Saison apicole 2019 : Le bilan

Cette année, FranceAgriMer évalue la production de miel française. Les données sont récoltées auprès d'apiculteurs, tant professionnels qu'amateurs, et de conditionneurs. 

Cette année, les enquêtes ont permis de recueillir les réponses de presque 3 500 apiculteurs. 

Quels sont les principaux résultats de cette étude ?

  • Première bonne nouvelle : le nombre total d'apiculteurs est en augmentation en 2019 ! 

En 2019, le nombre d'apiculteurs a augmenté de 10% par rapport à 2018. Cette hausse concerne tant les professionnels que les amateurs. Et vous ? Faites-vous partie de ceux qui ont revêtu la vareuse l'an dernier ? Désormais, les abeilles françaises comptent 62 445 gardiens sur le territoire.

Les abeilles aiment la douceur, il n'est donc pas surprenant de retrouver un grand nombre d'apiculteurs dans la moitié sud du pays, notamment en Auvergne Rhône-Alpes, Occitanie et Nouvelle-Aquitaine. Le Grand Est compte également de nombreux amoureux des abeilles.

  • La production de miel est en baisse en 2019

La production 2019 a été satisfaisante, bien qu'inférieure à la production exceptionnelle de 2018. Néanmoins, les 21 626 tonnes de miel produites en 2019 ne suffisent toujours pas à alimenter la consommation annuelle française, qui s'élève à plus de 40 000 tonnes, et l'Hexagone reste contraint d'importer des miels pour soutenir la demande intérieure.

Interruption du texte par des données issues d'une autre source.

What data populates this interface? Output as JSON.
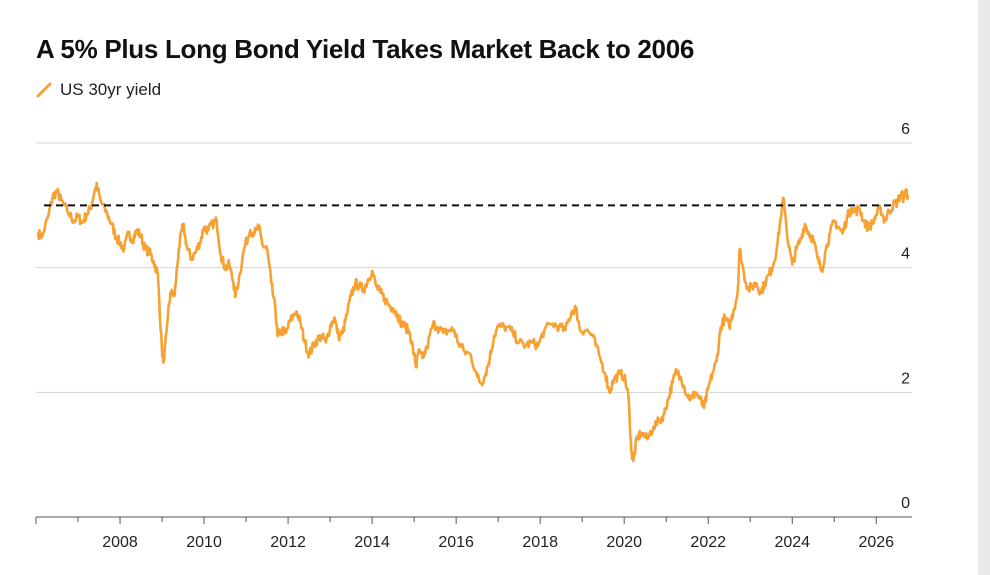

Si la production a été notable en 2019, un point de vigilance s'impose : le rendement moyen par ruche (issue de l'agriculture conventionnelle) a chuté en 2019. Le rendement moyen national n'est que de 18,7kg de miel produit par ruche en 2019, contre 28,7kg en 2018 (-38%).

Le rendement va généralement de pair avec le nombre de ruche : plus une exploitation possède de ruches, plus son rendement est élevé. Ainsi en 2019, un amateur a eu en moyenne un rendement de 12,8 kg à la ruche, contre plus de 22kg par ruche pour un professionnel disposant de plus de 400 ruches. 

Deuxième bonne nouvelle : le miel certifié biologique est en progression de 3,5 points et représente ainsi presque 14% du total du volume de miel produit en 2019. Il est presque exclusivement produit par des apiculteurs professionnels et il est de plus en plus prisé par les consommateurs. 

Alors pourquoi une baisse de la production par rapport à 2018 ? 

Souvenez-vous : l'année dernière nous avons connu de nombreux épisodes de canicules surtout dans les régions Grand Est, Auvergne Rhône-Alpes et PACA. Nous avons eu chaud, mais les plantes aussi ont souffert de ces chaleurs extrêmes et ont produit moins de nectar qu'à leur habitude. Les abeilles ont donc eu moins à manger, d'où cette baisse de production.

  • On ne vend pas de la même manière selon la taille de son exploitation apicole.

Si la vente directe reste le circuit de distribution privilégié pour les apiculteurs, il est néanmoins nécessaire pour certains apiculteurs de vendre leur production à des conditionneurs, notamment pour les apiculteurs possédant plus de 400 ruches. 

Ainsi en 2019, 44% de la production de miel est destinée à la vente directe (toutes catégories d'exploitations apicoles confondues) contre 13% destinée aux conditionneurs.